VOL II: KURATA by James Harris and Hinabi Prive: Official Album Overview
VOL II: KURATA is a slate of unapologetically hook‑driven, high‑energy tracks from James Harris and Hinabi Privé’s Pat Villaceran, built first and foremost to feel like ridiculous “bangers” in a room—long before anyone talks about heritage or symbolism.
What VOL II: KURATA Is
A collaborative album by James Harris (producer/songwriter) and Pat Villaceran (creator of the KURATA storyworld) under the Hinabi Privé umbrella.
Written so each track can stand alone as a replay‑worthy pop/alt‑pop record—big choruses, clean structures, emotionally sharp lyrics—whether or not you know anything about Hinabi Privé.
Feel First, Meaning After
While KURATA is born inside Hinabi Privé’s larger universe, the first thing you notice as a listener is not “Filipino heritage”; it’s that the songs hit—catchy toplines, punchy drums, and choruses designed to lodge in your head.
If there are references to courage, history, or diaspora, they reveal themselves slowly on repeat listens or inside the live shows; the recorded album never asks you to decode a culture thesis just to enjoy the track.

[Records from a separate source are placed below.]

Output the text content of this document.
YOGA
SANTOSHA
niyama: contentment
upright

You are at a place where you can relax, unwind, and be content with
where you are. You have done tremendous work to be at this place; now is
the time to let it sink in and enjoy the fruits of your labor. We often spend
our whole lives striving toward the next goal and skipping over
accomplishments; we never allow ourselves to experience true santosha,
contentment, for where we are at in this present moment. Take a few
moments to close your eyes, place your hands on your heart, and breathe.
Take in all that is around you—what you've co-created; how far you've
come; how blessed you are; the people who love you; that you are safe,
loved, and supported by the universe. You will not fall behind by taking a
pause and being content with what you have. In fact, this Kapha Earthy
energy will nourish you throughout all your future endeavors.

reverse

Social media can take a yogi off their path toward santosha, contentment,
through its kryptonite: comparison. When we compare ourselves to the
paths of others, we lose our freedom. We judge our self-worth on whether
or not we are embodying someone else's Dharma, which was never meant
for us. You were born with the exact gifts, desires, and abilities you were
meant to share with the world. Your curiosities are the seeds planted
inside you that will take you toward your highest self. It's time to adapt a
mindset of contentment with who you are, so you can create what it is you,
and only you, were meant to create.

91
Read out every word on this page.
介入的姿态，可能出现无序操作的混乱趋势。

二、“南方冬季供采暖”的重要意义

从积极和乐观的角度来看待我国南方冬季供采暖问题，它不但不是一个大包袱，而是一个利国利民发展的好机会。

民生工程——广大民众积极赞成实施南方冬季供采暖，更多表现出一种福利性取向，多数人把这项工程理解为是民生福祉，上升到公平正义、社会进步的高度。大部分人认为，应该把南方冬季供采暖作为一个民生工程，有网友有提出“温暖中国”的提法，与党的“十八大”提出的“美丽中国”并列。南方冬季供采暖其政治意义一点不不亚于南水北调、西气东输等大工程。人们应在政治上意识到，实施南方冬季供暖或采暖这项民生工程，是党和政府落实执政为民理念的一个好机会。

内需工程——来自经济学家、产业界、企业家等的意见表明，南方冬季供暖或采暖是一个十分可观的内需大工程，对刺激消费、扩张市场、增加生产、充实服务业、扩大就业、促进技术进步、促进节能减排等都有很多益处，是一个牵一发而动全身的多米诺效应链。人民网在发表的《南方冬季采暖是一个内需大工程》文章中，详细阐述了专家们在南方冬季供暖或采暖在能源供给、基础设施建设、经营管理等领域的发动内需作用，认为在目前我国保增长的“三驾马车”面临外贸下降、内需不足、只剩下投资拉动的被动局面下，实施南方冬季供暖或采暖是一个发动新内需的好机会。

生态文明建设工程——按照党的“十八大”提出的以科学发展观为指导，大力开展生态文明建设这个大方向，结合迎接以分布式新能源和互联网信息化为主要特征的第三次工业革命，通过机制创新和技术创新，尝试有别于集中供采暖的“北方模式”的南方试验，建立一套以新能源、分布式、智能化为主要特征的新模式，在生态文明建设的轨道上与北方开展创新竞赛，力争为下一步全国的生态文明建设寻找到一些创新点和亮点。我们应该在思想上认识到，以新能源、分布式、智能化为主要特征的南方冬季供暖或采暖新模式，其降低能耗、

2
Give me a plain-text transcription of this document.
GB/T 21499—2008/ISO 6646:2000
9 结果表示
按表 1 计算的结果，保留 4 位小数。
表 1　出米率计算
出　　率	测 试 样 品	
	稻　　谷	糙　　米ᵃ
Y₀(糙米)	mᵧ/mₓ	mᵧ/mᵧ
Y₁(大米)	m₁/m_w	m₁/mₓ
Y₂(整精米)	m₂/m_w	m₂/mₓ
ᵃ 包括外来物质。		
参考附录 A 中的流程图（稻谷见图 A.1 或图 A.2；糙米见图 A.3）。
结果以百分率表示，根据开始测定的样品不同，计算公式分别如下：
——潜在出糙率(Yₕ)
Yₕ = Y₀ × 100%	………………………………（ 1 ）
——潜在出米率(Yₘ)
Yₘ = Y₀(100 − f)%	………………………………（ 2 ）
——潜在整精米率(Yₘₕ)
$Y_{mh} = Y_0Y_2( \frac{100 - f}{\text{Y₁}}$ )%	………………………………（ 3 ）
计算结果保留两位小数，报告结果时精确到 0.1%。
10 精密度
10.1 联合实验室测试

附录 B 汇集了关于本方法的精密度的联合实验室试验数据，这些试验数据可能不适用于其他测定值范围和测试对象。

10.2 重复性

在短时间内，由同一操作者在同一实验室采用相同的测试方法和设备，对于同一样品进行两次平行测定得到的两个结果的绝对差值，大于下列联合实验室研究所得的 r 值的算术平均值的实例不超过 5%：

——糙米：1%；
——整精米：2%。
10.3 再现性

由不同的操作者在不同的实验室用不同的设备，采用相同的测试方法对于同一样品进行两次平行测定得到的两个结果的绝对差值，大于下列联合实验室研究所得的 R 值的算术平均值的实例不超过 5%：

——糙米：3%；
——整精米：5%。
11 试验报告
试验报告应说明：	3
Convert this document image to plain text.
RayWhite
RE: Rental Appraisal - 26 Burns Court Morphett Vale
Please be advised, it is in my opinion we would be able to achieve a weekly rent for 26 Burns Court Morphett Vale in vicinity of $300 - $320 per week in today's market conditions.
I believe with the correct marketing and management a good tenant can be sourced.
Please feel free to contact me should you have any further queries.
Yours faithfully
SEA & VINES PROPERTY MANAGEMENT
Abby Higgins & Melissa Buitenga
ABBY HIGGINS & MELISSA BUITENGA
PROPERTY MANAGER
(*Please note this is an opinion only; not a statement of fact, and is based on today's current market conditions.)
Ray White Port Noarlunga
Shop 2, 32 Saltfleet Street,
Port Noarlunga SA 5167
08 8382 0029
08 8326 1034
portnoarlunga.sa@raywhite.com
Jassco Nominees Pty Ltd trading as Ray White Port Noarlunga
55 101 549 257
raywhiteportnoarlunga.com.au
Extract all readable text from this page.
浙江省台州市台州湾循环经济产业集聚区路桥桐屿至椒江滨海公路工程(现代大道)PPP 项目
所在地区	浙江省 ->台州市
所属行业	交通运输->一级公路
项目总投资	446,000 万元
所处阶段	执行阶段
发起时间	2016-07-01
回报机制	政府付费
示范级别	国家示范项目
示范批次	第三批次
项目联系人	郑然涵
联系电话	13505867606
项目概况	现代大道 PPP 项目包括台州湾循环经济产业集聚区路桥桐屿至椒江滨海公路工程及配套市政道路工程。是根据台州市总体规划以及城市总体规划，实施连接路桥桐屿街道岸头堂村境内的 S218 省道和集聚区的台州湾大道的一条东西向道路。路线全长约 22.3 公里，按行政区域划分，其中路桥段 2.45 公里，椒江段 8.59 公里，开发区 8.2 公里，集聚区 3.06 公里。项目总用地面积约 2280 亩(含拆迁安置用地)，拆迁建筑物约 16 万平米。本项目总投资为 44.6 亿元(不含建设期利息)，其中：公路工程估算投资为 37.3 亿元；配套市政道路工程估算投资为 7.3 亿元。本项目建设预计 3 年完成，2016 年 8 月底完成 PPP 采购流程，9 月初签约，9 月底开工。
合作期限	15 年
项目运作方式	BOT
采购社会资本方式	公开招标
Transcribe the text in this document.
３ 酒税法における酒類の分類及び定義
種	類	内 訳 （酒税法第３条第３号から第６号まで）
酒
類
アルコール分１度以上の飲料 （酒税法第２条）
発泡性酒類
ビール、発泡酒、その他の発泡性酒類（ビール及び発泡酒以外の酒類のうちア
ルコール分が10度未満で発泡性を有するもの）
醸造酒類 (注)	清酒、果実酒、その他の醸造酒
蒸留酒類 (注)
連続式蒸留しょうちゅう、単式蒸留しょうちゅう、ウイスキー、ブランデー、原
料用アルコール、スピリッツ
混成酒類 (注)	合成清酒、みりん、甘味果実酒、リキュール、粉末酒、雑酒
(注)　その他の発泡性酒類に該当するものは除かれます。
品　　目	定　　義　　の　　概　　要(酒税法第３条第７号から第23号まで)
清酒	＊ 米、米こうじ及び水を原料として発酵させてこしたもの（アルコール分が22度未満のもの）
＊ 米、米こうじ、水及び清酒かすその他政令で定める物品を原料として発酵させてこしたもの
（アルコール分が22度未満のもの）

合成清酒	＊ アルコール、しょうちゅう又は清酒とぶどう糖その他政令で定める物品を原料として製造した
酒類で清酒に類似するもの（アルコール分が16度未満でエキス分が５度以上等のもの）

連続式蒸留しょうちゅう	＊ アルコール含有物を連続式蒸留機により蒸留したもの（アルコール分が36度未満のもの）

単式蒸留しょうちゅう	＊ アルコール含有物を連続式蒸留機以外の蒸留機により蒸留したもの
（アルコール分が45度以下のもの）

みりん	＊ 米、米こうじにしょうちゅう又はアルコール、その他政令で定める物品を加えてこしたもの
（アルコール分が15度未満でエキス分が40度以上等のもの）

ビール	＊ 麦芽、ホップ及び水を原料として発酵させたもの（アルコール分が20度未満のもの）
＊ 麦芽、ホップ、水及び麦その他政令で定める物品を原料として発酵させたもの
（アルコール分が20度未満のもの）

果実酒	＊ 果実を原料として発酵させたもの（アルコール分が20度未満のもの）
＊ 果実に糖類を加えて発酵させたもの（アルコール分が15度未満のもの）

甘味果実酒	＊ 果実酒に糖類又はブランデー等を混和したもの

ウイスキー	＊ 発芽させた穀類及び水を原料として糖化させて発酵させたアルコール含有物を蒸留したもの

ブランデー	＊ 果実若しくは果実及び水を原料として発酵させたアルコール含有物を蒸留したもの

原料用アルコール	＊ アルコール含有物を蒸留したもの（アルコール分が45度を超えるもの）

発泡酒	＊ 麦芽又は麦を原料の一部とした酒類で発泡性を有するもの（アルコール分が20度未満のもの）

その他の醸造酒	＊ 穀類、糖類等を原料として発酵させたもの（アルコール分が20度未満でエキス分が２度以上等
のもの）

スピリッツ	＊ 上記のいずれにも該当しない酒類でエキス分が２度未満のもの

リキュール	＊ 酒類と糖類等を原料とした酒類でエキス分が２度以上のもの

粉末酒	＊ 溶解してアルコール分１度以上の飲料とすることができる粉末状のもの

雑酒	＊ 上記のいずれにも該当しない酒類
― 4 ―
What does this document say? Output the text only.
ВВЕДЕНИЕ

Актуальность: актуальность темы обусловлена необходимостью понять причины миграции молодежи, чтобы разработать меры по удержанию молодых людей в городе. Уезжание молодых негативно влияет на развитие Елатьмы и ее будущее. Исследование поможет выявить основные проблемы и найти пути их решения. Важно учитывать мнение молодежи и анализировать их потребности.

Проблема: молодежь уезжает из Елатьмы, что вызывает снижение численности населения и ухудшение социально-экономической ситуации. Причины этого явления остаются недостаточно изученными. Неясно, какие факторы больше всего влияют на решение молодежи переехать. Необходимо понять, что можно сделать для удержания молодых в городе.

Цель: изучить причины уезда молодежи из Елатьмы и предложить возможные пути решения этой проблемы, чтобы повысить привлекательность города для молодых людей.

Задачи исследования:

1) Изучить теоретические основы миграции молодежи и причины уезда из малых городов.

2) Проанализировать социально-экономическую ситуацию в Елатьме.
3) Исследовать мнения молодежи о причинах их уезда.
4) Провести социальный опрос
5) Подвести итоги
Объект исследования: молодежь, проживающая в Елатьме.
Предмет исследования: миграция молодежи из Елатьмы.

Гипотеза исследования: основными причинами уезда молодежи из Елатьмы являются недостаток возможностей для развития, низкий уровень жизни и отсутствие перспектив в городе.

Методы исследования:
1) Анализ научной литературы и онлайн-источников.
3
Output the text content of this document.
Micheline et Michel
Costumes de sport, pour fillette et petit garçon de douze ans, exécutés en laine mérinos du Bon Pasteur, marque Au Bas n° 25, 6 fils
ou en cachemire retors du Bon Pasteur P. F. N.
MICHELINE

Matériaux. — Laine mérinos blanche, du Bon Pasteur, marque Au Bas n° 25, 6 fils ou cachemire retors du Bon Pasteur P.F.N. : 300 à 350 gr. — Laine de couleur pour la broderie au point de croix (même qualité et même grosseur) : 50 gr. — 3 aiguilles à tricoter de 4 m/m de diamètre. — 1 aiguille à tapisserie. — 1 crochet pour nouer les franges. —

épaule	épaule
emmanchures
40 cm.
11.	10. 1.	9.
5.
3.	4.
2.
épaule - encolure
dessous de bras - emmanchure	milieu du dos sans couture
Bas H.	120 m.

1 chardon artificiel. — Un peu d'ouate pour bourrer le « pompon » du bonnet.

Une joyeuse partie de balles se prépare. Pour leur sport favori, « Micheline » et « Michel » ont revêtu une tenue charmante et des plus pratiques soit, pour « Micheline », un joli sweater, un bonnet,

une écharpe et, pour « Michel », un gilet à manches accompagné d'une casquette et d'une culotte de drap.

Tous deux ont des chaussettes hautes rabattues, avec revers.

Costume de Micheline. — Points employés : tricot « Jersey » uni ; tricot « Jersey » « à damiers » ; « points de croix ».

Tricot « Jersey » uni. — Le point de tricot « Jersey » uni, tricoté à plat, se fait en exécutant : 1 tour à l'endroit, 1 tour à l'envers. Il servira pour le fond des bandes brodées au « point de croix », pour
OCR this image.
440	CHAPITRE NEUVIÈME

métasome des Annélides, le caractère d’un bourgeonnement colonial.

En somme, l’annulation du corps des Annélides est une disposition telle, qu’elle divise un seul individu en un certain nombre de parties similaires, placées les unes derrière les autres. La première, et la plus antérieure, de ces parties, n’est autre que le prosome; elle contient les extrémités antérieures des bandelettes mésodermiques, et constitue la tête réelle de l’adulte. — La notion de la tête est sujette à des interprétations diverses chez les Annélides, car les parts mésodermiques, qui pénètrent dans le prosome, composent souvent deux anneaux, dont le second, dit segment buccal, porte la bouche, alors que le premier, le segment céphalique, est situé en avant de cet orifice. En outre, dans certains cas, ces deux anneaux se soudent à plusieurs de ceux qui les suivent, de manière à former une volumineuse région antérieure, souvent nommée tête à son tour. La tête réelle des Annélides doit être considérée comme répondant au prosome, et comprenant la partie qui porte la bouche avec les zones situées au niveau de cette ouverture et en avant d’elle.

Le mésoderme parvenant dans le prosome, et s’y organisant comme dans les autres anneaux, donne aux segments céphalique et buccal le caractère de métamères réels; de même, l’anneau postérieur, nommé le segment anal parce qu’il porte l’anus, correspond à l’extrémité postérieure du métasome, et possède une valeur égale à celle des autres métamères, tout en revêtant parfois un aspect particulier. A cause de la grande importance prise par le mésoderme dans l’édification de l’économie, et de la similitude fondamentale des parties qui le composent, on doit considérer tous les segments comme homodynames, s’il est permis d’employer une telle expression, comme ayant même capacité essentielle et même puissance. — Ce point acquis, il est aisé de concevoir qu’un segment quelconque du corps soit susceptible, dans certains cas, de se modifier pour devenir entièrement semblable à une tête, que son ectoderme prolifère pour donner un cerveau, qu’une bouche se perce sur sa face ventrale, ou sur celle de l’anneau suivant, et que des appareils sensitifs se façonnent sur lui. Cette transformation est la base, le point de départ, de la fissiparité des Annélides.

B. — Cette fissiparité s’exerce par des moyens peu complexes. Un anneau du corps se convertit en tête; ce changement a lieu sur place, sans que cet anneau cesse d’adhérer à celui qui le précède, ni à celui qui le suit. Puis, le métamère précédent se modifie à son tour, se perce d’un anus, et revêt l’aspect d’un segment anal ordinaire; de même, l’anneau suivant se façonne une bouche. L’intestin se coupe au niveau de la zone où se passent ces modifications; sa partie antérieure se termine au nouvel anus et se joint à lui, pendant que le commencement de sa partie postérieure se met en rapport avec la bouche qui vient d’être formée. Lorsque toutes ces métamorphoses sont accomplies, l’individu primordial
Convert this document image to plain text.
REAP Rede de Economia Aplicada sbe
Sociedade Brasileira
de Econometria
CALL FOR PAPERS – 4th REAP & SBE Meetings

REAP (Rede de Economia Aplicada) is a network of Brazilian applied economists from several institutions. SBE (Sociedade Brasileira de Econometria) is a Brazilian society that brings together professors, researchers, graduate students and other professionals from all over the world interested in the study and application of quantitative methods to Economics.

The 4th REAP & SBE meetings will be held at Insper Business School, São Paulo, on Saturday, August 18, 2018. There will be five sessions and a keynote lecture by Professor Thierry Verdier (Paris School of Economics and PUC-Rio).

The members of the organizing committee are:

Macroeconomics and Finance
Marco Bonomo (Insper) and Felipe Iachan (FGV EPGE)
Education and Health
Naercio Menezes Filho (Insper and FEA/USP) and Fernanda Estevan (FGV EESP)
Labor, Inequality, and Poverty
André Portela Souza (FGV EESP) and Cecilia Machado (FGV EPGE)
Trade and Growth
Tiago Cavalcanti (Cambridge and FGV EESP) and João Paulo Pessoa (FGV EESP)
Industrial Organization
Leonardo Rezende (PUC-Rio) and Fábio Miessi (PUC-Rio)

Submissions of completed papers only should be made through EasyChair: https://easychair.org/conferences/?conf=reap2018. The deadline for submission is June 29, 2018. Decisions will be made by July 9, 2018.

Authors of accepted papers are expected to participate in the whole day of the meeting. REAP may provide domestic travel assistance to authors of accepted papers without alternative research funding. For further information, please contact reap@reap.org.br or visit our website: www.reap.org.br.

How It Sits Inside Hinabi Privé
Hinabi Privé uses VOL II: KURATA as its new live soundtrack in Manila and beyond, but the creative rule on the music side is simple: the songs must still work on a random playlist next to mainstream artists you already love.
In the live experience, the world‑building and Filipino narrative wrap around tracks that are already bangers; the context deepens the songs, but it’s never a crutch to make them interesting.
“DRAMA” as an Example
“DRAMA” is positioned as one of KURATA’s flagship singles not because it lectures, but because it explodes in the chorus—an abuse‑survival anthem disguised as a stadium‑ready pop song.
The campaign line “What’s your DRAMA?” leans into that: you can come in for the hook, the catharsis, the scream‑along moments, and only later realise how heavy the story underneath actually is.
Why This Frame Matters
Framing VOL II: KURATA as “really good bangers that just happen to be part of Hinabi Privé’s universe” keeps the barrier to entry low—no homework, no required identity, just songs that slap.
For the people who do step into the Hinabi Privé shows, the hidden layers (Filipino threads, character arcs, emotional rituals) turn those same bangers into something more personal and cinematic—but the music itself earned its place first.